Le voleur de feu

Le Musée d’art moderne de la ville de Paris consacre une magnifique rétrospective à Nicolas de Staël

Si vie tant artistique que personnelle fut une celle d’une comète. Mais à en juger par l’affluence aux premiers jours de l’impressionnante rétrospective que lui consacre le musée d’art moderne de la ville de Paris, la queue de cette comète brille encore, quelques soixante-dix ans après sa mort, de ses feux les plus éclatants.


Nicolas de Staël
Marseille, 1954, collection  privée

Des feux qu’il vola tour à tour aux dieux de Sicile et aux reflets d’argent de Normandie et de cuivre de Provence et qui constituèrent une œuvre « curieusement décalée, semblable à l’homme, ombrageuse mais solaire. Sensible et d’une rigueur, ou d’une détermination, qui porte ces quinze ans de travail bloc » assure ainsi Fabrice Hergott, directeur du musée d’art moderne de la ville de Paris dans l’avant-propos du très beau catalogue qui accompagne cette exposition. A travers près de 200 œuvres dont un certain nombre tirées de collections particulières montrées pour la première fois, le visiteur assiste à la lente transformation du peintre en génie. Car le voleur de feu réussit très vite à  domestiquer et à transformer ce dernier au gré de ses voyages pour lui donner des airs de tempête de couleurs avec ses verts éclatants ou ses roses émouvants. Derrière nous, des spectatrices s’émeuvent toujours autant du caractère révolutionnaire de sa peinture qui continue de consumer leurs coeurs. « Il a cassé tous les codes » lance ainsi l’une d’elles.

Bien décidée à sortir Nicolas de Staël des frontières picturales posthumes dans lesquelles le monde de l’art tenta de l’enfermer alors qu’il les traversa à maintes reprises, l’exposition explore tant la dimension figurative que l’abstraction d’une œuvre conçue avec un identique génie. Il suffit de contempler la série sur le football avec le magnifique Parc des Princes (1952) tiré d’une collection particulière et qui constitue l’un des points d’orgue de l’exposition pour se convaincre de sa perception unique du spectacle du monde.

Dans son atelier rue Gauguet ou devant sa palette, l’exposition offre au visiteur la possibilité d’entrer dans le brasier de la création d’un peintre bâtissant ses tableaux par aplats successifs réalisés au couteau et avec un pinceau à la main devant ces magnifiques encres de Chine.

C’est à Antibes, devant un soleil couchant s’éteignant dans une Méditerranée dont il emprunta l’éclat pour composer ces derniers chefs d’œuvres comme Marine la nuit (1954) ou Marseille (1954) que la comète devint astre, astre qui aujourd’hui encore rayonne sur la peinture contemporaine.
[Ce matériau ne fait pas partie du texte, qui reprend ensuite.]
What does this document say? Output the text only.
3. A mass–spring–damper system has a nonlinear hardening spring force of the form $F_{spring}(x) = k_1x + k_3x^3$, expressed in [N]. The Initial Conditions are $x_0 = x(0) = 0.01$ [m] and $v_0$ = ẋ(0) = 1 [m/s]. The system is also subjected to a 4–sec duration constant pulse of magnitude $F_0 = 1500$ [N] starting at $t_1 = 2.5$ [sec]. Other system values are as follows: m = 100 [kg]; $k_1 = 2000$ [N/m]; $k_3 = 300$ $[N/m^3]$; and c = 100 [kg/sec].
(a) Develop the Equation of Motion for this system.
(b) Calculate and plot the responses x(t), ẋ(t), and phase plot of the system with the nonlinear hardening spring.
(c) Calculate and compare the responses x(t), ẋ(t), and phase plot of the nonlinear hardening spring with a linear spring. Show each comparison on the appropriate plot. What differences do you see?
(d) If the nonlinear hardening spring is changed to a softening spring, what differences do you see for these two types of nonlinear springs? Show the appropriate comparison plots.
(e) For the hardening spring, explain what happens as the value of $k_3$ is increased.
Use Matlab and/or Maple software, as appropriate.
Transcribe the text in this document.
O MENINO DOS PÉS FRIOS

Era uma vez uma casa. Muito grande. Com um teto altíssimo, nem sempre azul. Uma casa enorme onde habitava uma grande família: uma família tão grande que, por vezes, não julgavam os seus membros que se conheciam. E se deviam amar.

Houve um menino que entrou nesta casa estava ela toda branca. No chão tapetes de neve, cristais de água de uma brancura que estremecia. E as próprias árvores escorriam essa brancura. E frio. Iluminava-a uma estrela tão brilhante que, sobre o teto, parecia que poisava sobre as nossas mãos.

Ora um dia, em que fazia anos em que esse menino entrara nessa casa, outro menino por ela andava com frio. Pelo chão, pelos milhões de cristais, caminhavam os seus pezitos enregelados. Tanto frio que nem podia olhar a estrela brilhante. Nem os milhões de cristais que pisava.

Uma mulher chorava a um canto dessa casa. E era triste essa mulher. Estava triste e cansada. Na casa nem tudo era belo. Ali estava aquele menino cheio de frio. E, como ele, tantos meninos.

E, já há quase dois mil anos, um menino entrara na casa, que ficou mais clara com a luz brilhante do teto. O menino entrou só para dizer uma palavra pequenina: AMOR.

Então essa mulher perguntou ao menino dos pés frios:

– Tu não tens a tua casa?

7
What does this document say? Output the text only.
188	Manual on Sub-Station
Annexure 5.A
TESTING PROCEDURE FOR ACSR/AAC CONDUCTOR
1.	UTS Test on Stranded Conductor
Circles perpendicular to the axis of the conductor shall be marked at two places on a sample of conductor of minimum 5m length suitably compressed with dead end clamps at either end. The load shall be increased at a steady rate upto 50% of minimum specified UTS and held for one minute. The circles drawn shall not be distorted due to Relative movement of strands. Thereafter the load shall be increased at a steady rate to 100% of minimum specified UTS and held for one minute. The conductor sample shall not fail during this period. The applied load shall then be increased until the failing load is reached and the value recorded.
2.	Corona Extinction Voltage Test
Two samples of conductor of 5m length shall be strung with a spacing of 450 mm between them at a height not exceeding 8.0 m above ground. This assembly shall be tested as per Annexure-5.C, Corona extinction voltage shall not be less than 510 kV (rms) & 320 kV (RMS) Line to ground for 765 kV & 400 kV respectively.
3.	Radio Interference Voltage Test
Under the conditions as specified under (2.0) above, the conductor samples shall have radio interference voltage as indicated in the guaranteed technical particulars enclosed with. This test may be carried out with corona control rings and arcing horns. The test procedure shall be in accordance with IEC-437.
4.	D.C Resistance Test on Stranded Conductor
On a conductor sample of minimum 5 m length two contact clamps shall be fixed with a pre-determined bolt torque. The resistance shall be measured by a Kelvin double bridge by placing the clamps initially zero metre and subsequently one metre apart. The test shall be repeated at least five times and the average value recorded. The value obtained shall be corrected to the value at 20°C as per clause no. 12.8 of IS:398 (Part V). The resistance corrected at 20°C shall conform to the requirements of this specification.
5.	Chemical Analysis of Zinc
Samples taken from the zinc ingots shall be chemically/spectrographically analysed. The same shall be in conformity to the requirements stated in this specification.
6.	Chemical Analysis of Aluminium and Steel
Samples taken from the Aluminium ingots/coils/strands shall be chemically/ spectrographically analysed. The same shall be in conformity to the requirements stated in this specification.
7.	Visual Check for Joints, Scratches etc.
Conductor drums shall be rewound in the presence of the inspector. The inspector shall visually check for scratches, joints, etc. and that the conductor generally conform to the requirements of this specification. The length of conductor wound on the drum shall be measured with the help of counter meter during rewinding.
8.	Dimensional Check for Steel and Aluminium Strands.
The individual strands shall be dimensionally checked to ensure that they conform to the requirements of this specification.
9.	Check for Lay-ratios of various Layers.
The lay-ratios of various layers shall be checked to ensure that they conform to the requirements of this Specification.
Un astre libérant un feu qui, grâce à cette merveilleuse exposition, continue de briller sur le monde et sur nos esprits.

Par Laurent Pfaadt

Nicolas de Staël, la peinture comme un feu, Musée d’art moderne de la ville de Paris
Jusqu’au 21 janvier 2024.

A lire le catalogue de l’exposition, Stéphane Lambert, Nicolas de Staël, la peinture comme un feu
Chez Gallimard, 224 p.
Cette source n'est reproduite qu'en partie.